Sürücü belgesi veya diğer adıyla ehliyet, yetkili kurumlar tarafından bireylere verilen ve kara yolunda seyreden motorlu veya motorsuz araçların kullanılmasını yasallaştıran resmi bir belgedir. Türkiye’de bu belge, İçişleri Bakanlığı’na bağlı Emniyet Genel Müdürlüğü ve Nüfus ve Vatandaşlık İşleri Genel Müdürlüğü tarafından düzenlenir. Ehliyet, yalnızca bir izin belgesi olmanın ötesinde, kişinin trafik kurallarına hakimiyetini, araç kullanma becerisini ve trafik güvenliğine katkıda bulunma sorumluluğunu belgeleyen bir sertifikadır. Ayrıca, bazı durumlarda kimlik yerine geçebilen bir resmi evrak olarak da kullanılabilir.
Ehliyetin önemi, trafik düzeninin sağlanması ve kazaların önlenmesi açısından kritiktir. Karayolları Trafik Kanunu (KTK) ve ilgili yönetmelikler, ehliyetin verilme koşullarını, kullanımını ve iptal süreçlerini detaylı bir şekilde düzenler. Ehliyetsiz araç kullanmak, ciddi para cezaları, hapis cezası (tekrarlanan ihlallerde) ve araç kullanma yasağı gibi yaptırımlarla sonuçlanabilir. Bu nedenle, sürücü belgesi hem bireysel hem de toplumsal düzeyde büyük bir sorumluluk taşır.
Ehliyet Affı Nedir?
İptal edilen ehliyetlerin geri alınmasının bir başka yolu da ehliyet affı yasalarıyla ehliyetlerin iade edilmesidir. Ehliyet Affı, trafik ihlalleri nedeniyle ehliyetine el konulan veya iptal edilen sürücülere, belirli şartları sağlamaları halinde ehliyetlerini geri alma imkanı tanıyan yasal bir düzenlemedir. Türkiye’de bu tür düzenlemeler, Türkiye Büyük Millet Meclisi (TBMM) tarafından yasalaştırılır. Ehliyet affı kapsamı, hangi ihlallerin affedileceği ve kimlerin yararlanabileceği gibi detaylar, ilgili yasada açıkça belirtilir.

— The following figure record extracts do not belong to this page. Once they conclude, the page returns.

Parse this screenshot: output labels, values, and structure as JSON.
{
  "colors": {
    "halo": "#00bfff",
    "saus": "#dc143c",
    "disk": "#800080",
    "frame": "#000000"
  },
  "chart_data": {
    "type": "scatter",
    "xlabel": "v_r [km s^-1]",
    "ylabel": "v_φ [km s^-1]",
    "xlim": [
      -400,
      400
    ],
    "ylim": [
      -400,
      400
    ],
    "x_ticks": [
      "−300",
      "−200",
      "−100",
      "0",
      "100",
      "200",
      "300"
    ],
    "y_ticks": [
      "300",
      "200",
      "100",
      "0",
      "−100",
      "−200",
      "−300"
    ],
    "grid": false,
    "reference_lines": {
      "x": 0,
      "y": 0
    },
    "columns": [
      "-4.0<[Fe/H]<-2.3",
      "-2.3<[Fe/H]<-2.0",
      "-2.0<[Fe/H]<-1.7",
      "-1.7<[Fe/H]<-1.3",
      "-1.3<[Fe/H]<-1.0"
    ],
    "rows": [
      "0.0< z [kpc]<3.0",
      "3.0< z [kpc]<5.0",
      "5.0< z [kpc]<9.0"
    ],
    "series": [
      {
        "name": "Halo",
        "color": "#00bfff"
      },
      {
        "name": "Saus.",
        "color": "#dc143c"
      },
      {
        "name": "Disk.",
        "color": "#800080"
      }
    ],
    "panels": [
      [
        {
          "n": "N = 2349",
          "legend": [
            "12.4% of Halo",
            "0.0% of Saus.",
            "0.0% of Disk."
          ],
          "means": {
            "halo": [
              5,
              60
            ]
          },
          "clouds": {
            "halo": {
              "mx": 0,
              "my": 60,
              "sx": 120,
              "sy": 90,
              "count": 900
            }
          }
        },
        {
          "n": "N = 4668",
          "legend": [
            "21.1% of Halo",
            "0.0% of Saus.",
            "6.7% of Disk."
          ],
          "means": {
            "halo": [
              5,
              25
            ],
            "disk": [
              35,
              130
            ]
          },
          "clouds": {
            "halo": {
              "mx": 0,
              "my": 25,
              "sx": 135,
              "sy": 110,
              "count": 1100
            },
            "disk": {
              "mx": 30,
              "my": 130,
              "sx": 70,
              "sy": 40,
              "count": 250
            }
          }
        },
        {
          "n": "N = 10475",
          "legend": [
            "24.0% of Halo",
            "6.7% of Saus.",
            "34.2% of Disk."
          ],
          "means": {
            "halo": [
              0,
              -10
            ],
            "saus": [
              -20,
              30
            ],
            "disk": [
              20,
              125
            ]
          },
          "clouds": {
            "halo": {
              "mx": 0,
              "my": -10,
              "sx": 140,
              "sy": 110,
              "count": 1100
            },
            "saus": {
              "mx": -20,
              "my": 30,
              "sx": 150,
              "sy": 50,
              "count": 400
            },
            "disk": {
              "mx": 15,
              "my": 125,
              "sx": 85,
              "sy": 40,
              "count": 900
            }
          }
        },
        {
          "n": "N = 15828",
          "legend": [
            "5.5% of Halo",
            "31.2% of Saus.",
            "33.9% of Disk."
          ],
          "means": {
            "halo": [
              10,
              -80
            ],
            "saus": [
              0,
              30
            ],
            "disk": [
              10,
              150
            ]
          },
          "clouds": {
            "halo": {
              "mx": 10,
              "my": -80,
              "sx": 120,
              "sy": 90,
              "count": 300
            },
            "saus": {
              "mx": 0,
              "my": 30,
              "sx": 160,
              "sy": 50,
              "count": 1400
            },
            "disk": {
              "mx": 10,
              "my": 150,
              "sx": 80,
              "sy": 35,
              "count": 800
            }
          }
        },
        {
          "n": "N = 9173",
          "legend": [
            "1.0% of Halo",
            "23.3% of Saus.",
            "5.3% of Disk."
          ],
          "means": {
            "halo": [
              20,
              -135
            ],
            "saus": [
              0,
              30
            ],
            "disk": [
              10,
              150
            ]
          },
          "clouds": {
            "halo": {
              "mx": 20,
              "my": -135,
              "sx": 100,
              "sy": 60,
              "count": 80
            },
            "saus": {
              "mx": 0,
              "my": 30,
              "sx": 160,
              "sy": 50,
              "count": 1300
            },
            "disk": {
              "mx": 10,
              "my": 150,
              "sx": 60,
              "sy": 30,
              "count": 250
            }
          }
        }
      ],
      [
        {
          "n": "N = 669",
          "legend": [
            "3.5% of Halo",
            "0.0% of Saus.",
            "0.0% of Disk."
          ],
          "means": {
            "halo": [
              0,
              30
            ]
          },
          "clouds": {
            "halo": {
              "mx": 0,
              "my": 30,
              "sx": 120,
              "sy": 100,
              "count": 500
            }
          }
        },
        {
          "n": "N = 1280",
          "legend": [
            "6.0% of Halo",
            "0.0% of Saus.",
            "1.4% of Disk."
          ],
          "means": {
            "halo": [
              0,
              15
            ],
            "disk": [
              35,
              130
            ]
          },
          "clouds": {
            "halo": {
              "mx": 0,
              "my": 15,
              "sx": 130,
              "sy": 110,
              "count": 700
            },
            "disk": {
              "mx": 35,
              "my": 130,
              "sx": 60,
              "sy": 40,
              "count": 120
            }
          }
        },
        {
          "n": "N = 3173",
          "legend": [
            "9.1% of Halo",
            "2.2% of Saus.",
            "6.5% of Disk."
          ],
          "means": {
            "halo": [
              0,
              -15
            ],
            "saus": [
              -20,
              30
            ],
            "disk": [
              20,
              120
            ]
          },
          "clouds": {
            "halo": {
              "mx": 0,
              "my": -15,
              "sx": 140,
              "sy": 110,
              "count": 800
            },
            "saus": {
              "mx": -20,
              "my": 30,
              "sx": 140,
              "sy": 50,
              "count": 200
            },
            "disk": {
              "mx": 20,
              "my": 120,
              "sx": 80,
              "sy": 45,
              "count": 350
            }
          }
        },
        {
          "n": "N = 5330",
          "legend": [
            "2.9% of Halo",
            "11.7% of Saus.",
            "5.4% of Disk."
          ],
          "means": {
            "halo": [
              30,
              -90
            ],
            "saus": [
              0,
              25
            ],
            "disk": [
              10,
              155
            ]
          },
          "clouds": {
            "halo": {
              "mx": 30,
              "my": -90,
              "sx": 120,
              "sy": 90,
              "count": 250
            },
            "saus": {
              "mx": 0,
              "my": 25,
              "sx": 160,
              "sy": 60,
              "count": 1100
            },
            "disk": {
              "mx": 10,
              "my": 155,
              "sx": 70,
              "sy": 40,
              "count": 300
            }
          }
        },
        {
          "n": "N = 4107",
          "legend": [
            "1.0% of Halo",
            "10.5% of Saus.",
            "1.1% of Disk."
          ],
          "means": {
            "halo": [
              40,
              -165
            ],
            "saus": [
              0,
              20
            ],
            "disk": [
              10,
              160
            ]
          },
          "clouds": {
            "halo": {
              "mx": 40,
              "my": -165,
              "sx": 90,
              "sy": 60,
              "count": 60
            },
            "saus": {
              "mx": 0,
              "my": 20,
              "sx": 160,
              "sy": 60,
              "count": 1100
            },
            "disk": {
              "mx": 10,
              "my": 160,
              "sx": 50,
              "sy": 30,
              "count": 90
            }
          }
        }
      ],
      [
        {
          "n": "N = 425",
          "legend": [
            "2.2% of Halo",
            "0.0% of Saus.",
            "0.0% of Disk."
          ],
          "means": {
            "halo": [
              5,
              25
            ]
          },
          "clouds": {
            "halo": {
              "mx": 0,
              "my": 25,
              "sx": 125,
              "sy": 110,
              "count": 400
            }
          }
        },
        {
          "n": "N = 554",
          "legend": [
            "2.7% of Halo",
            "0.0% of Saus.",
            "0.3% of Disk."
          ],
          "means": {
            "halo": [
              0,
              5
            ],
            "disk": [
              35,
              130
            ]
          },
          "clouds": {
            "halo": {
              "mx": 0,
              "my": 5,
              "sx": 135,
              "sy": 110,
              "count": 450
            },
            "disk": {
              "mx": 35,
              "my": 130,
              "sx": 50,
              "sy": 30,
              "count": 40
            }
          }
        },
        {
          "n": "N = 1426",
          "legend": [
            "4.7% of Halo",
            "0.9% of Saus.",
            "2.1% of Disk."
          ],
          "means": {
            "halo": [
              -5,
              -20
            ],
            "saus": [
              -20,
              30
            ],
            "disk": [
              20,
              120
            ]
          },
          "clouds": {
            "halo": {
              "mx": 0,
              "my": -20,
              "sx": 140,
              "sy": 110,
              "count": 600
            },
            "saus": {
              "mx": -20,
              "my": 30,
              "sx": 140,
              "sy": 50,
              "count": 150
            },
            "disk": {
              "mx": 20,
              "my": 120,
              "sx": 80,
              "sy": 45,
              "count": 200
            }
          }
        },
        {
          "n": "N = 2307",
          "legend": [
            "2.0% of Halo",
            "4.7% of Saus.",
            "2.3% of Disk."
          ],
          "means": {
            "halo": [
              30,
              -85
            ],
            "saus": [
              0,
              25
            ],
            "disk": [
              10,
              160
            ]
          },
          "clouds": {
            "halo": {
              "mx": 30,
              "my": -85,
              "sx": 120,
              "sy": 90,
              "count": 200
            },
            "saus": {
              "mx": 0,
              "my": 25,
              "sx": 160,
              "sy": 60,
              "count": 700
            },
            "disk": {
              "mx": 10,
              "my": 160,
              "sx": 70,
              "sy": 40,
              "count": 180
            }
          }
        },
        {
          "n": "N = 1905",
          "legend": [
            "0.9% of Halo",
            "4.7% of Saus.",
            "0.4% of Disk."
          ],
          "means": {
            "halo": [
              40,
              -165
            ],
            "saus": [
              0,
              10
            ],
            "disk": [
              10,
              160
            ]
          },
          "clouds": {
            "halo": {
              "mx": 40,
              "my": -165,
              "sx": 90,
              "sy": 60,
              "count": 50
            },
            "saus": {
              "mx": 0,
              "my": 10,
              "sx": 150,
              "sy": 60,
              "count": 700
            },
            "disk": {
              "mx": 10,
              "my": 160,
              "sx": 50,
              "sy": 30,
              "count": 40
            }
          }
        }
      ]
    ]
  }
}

Ehliyet Affı sürücülere ikinci bir şans vererek onları topluma ve trafiğe yeniden kazandırmayı amaçlar. Aynı zamanda, trafik güvenliğini artırmak için ek eğitimler ve testler gibi şartlar getirilebilir. Affın uygulanabilmesi için sürücülerin belirli kriterleri karşılaması gerekir. Örneğin, Belirlenen sürenin geçmesi, Trafik kurallarına uyum taahhüdünde bulunulması, Psikoteknik testlerden geçilmesi, Gerekli eğitim programlarının tamamlanması.
Bu şartlar, affın kapsamına ve yasal düzenlemenin içeriğine göre değişebilir.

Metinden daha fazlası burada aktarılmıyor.